La distribución de las finanzas a través del móvil puede añadir, en la próxima década, 3,7 trillones de dólares al Producto Interior Bruto (PIB) de las economías emergentes.

Así lo afirman en un estudio elaborado por la consultora McKinsey elaborado a partir de visitar 7 países y 150 entrevistas. Los países que han visitado son Brazil, China, Etiopía, India, Mexico, Nigeria, y Pakistan.

En el documento señalan que hoy hay, en estos países, 2 billones de personas y 200 millones de micro, pequeñas y medianas empresas que no tienen acceso ni a ahorro ni a créditos. Y aquellas que puedan tenerlos deben soportar comisiones demasiado elevadas por un número muy limitado de productos.

Por supuesto, la unión del smartphone con las aplicaciones financieras abre un mundo de posibilidades inmensas para todos ellos.

Los cálculos realizados devuelven los siguientes impactos en términos económicos en dichos países si se da la adopción generalizada y el uso de las finanzas digitales:

  • Aumento del 6% en cada uno de los PIB hasta 2025 llegando a los 3’7 trillones de dólares mencionados anteriormente (que es el equivalente a añadir al mundo una economía como la alemana).
    • En países como India, Etiopía y Nigeria el potencial de aumento es más elevado: entre el 10% y el 12%
  • Este incremento del PIB generaría 95 millones de nuevos empleos en todos los sectores económicos

En términos financieros, y como puede verse en la imagen de la derecha:

  • 1’6 billones de personas tendrían acceso a una cuenta bancaria
  • 2’1 trillones de préstamos a particulares y pequeñas empresas podrían realizarse de forma sostenible ya que habría una manera más fiable de calcular los riesgos de los prestatatios
  • 110 billones de dólares podrían ganar los gobiernos al año mediante la reducción de las fugas en el gasto público y la recaudación de impuestos

Como bien señalan desde McKinsey, y cito textualmente, los pagos digitales y los servicios financieros son parte de la infraestructura vital de una economía moderna, permitiendo a los individuos, empresas y gobiernos realizar transacciones de forma barata y eficiente. Para una amplia gama de empresas, incluyendo bancos, compañías de telecomunicaciones, los proveedores de pagos, tecnología financiera la creación de empresas, minoristas y otros, la oportunidad de negocio potencial es grande. Y muchos no lo saben y hasta lo desprecian.

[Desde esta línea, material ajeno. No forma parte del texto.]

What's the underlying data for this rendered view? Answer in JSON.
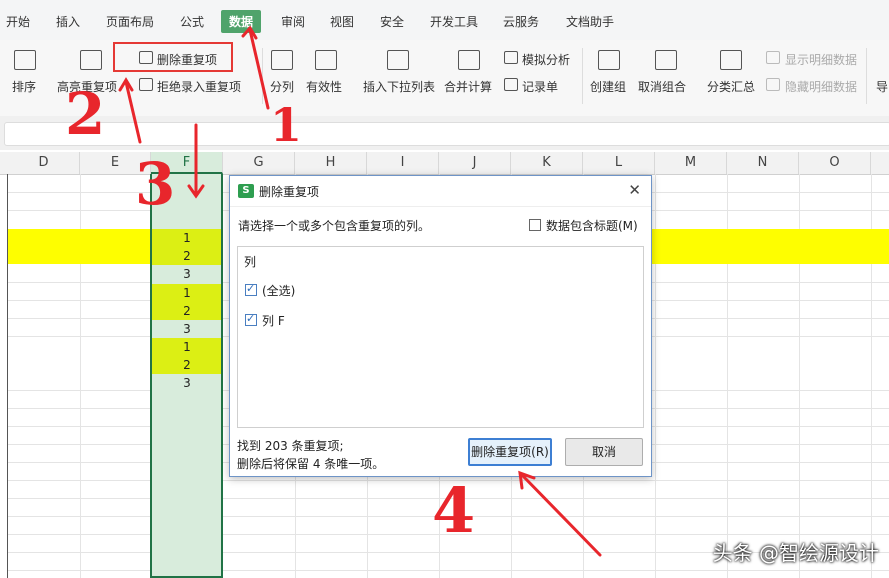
{
  "ribbon_tabs": [
    "开始",
    "插入",
    "页面布局",
    "公式",
    "数据",
    "审阅",
    "视图",
    "安全",
    "开发工具",
    "云服务",
    "文档助手"
  ],
  "active_tab": "数据",
  "ribbon": {
    "sort": "排序",
    "highlight_dup": "高亮重复项",
    "remove_dup": "删除重复项",
    "reject_dup": "拒绝录入重复项",
    "split_col": "分列",
    "validity": "有效性",
    "insert_dropdown": "插入下拉列表",
    "merge_calc": "合并计算",
    "whatif": "模拟分析",
    "record_sheet": "记录单",
    "create_group": "创建组",
    "ungroup": "取消组合",
    "subtotal": "分类汇总",
    "show_detail": "显示明细数据",
    "hide_detail": "隐藏明细数据",
    "import": "导"
  },
  "columns": [
    "D",
    "E",
    "F",
    "G",
    "H",
    "I",
    "J",
    "K",
    "L",
    "M",
    "N",
    "O"
  ],
  "selected_column": "F",
  "cells_F": [
    "1",
    "2",
    "3",
    "1",
    "2",
    "3",
    "1",
    "2",
    "3"
  ],
  "dialog": {
    "title": "删除重复项",
    "logo": "S",
    "close": "✕",
    "prompt": "请选择一个或多个包含重复项的列。",
    "header_checkbox_label": "数据包含标题(M)",
    "list_header": "列",
    "items": [
      "(全选)",
      "列 F"
    ],
    "found_text": "找到 203 条重复项;",
    "keep_text": "删除后将保留 4 条唯一项。",
    "ok_button": "删除重复项(R)",
    "cancel_button": "取消"
  },
  "annotations": [
    "1",
    "2",
    "3",
    "4"
  ],
  "watermark": "头条 @智绘源设计",
  "colors": {
    "accent_green": "#217346",
    "tab_active": "#4fa36b",
    "highlight_yellow": "#fefe00",
    "highlight_lime": "#dcef14",
    "annotation_red": "#e8262c"
  }
}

Para nosotros la interacción digital con nuestras cuentas, los pagos online, etcétera, son algo cotidiano. Tanto que ni siquiera damos importancia a lo que supone en cuanto a comunicación e intercambio.

En el siguiente gráfico los impactos que tienen las finanzas digitales en la manera en las transacciones:

Para poder capturar estas oportunidades, los gobiernos y las empresas deben mejorar la infraestructura digital, contribuir a un entorno empresarial dinámico de los servicios financieros, productos financieros y digitales que cumplan con las necesidades de los individuos y de las pequeñas empresas en formas superiores a las herramientas financieras que utilizan hoy en día.

No se pueden poner barreras al conocimiento. No puede evitarse que la tecnología de aplicación social sea de rápida adopción.

Las finanzas son conocimiento y desarrollo económico. Las fintech el mejor canal para que ambos se encuentren. Dar la espalda a eso es ponernos fecha de caducidad.